Marina Abramović: A palavra épico carrega, certamente, um significado bastante tradicional. Mas ela também se refere a lendas e maneiras complexas de contar o passado. A série “Balkan Erotic Epic” elege o erotismo como tema, dispensando as lutas e os discursos impregnados de fatos históricos. Senti-me atraída por essa idéia porque em nossa cultura consideramos apenas um tipo de erotismo, ligado à pornografia e à banalidade. Sociedades como a brasileira, italiana e mexicana estão repletas disso. Na Itália não é necessário ver filmes eróticos, basta assistir à previsão do tempo na TV. Neles, as mulheres aparecem vestidas de uma maneira que as erotiza -com roupas curtas que as fazem exibir os seios. Há sempre essa vulgarização e caricatura do que possa ser o erótico.

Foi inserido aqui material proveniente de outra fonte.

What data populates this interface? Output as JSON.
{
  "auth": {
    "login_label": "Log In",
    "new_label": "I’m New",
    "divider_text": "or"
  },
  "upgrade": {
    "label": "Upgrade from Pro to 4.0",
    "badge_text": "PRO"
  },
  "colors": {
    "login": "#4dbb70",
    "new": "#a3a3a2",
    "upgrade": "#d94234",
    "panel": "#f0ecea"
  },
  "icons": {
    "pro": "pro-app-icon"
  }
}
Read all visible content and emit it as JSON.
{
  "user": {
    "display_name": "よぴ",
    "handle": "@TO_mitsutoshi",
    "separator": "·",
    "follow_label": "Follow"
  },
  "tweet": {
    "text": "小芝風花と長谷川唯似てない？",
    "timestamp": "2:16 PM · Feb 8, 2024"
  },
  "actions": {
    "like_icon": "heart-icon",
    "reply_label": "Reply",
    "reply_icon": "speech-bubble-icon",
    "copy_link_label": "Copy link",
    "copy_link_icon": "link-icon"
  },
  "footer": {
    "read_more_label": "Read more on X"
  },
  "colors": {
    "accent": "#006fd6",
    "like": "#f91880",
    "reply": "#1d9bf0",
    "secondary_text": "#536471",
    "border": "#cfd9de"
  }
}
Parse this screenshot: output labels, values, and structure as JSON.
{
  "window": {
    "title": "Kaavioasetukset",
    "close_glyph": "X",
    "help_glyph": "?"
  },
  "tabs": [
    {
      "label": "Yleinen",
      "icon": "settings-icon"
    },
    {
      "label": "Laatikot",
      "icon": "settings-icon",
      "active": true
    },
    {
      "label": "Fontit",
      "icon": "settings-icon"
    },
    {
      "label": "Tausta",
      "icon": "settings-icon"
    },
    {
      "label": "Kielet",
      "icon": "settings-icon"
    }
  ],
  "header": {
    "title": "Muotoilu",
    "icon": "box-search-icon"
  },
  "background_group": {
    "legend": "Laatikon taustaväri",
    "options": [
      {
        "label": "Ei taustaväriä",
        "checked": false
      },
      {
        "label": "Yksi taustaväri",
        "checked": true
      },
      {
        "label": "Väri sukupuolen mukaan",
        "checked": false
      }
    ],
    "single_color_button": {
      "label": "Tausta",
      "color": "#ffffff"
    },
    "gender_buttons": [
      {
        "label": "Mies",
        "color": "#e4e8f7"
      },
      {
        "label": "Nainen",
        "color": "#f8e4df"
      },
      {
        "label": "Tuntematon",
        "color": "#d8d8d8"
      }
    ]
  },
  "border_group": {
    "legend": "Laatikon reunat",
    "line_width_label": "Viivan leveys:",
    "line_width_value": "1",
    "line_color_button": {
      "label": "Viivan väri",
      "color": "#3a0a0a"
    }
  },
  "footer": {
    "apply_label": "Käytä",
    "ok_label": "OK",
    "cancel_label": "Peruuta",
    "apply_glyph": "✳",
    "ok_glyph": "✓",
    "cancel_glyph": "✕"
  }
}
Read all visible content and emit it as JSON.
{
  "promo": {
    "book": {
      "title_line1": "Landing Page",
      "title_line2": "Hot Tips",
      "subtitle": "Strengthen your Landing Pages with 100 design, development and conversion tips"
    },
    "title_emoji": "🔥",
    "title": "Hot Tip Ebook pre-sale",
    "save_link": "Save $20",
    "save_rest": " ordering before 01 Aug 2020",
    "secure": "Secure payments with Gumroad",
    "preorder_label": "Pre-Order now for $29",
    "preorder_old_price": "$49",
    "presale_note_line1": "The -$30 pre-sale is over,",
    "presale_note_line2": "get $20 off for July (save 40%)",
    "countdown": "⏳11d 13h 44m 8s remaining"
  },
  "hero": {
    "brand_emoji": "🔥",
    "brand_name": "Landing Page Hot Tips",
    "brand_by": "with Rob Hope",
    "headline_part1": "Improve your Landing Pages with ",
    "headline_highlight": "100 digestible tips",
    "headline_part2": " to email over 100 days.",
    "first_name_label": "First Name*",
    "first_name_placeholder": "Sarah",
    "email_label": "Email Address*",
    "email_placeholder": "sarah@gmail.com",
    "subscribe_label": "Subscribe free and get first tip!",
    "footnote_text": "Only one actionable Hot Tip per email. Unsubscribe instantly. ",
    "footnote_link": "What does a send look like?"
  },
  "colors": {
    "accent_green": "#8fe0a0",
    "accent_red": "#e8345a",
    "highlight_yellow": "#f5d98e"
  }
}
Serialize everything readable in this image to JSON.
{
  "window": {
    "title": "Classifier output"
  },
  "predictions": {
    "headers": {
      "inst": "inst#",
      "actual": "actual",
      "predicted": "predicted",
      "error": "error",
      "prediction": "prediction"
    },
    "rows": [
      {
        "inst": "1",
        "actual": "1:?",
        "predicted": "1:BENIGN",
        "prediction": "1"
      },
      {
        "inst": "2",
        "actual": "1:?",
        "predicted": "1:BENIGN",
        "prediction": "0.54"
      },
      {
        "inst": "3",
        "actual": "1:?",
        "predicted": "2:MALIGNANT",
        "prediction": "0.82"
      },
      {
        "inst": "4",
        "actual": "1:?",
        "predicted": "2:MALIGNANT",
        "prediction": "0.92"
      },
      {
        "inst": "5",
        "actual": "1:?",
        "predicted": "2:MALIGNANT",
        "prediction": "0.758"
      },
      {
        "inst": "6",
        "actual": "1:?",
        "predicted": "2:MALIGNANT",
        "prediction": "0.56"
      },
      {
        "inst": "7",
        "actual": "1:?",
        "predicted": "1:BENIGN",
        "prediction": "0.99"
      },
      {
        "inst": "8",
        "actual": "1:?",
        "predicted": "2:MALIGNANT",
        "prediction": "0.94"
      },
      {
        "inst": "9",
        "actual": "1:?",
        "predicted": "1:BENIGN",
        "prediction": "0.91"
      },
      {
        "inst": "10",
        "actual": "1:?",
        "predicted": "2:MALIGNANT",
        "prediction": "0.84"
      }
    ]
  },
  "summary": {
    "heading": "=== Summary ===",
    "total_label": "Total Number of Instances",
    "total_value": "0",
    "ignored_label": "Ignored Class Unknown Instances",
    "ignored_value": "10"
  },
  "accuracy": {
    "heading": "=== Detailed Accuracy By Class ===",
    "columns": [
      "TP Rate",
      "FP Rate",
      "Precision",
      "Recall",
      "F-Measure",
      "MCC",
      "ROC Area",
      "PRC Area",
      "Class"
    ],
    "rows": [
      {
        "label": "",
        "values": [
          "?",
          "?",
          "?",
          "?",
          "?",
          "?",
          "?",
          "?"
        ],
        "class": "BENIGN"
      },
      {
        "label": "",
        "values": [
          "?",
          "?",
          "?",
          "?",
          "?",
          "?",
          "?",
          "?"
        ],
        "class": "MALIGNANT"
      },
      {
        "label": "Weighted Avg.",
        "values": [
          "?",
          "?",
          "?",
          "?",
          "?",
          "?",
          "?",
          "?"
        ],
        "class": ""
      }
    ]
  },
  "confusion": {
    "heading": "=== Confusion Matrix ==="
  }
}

O que você propõe em lugar disso?
Marina: Nos Bálcãs, antes do cristianismo, do comunismo e da democracia, em uma época bem distante, havia uma série de antigas tradições que de algum modo continuam vigentes em pequenos vilarejos de áreas isoladas da ex-Iugoslávia. Nelas, o erotismo era visto de um modo completamente distinto. O termo não tinha o mesmo sentido de hoje, já que os órgãos sexuais eram vistos como ferramentas para vários objetivos. Poderiam servir como um canal de contato com a energia divina e cósmica. Eram um meio de comunicação com os deuses, de depuração do mal e de cura.
Nunca vi nenhuma imagem relacionada a eles, porque não existem registros visuais disso. Há apenas contos e fábulas que circulam entre as pessoas e algumas práticas preservadas em áreas remotas. Usei essa informação toda e fiz minha própria versão do que pode ser o épico erótico balcânico, utilizando a linguagem contemporânea do vídeo para gravar a reencenação desses rituais.
Essa espécie de rituais pode ser compreendida hoje?
Marina: Todas as culturas apresentam algum exemplo delas. Na África, é famosa a tradição das mulheres que devem lançar seu sangue na terra em determinadas circunstâncias. Já no Brasil, temos o candomblé.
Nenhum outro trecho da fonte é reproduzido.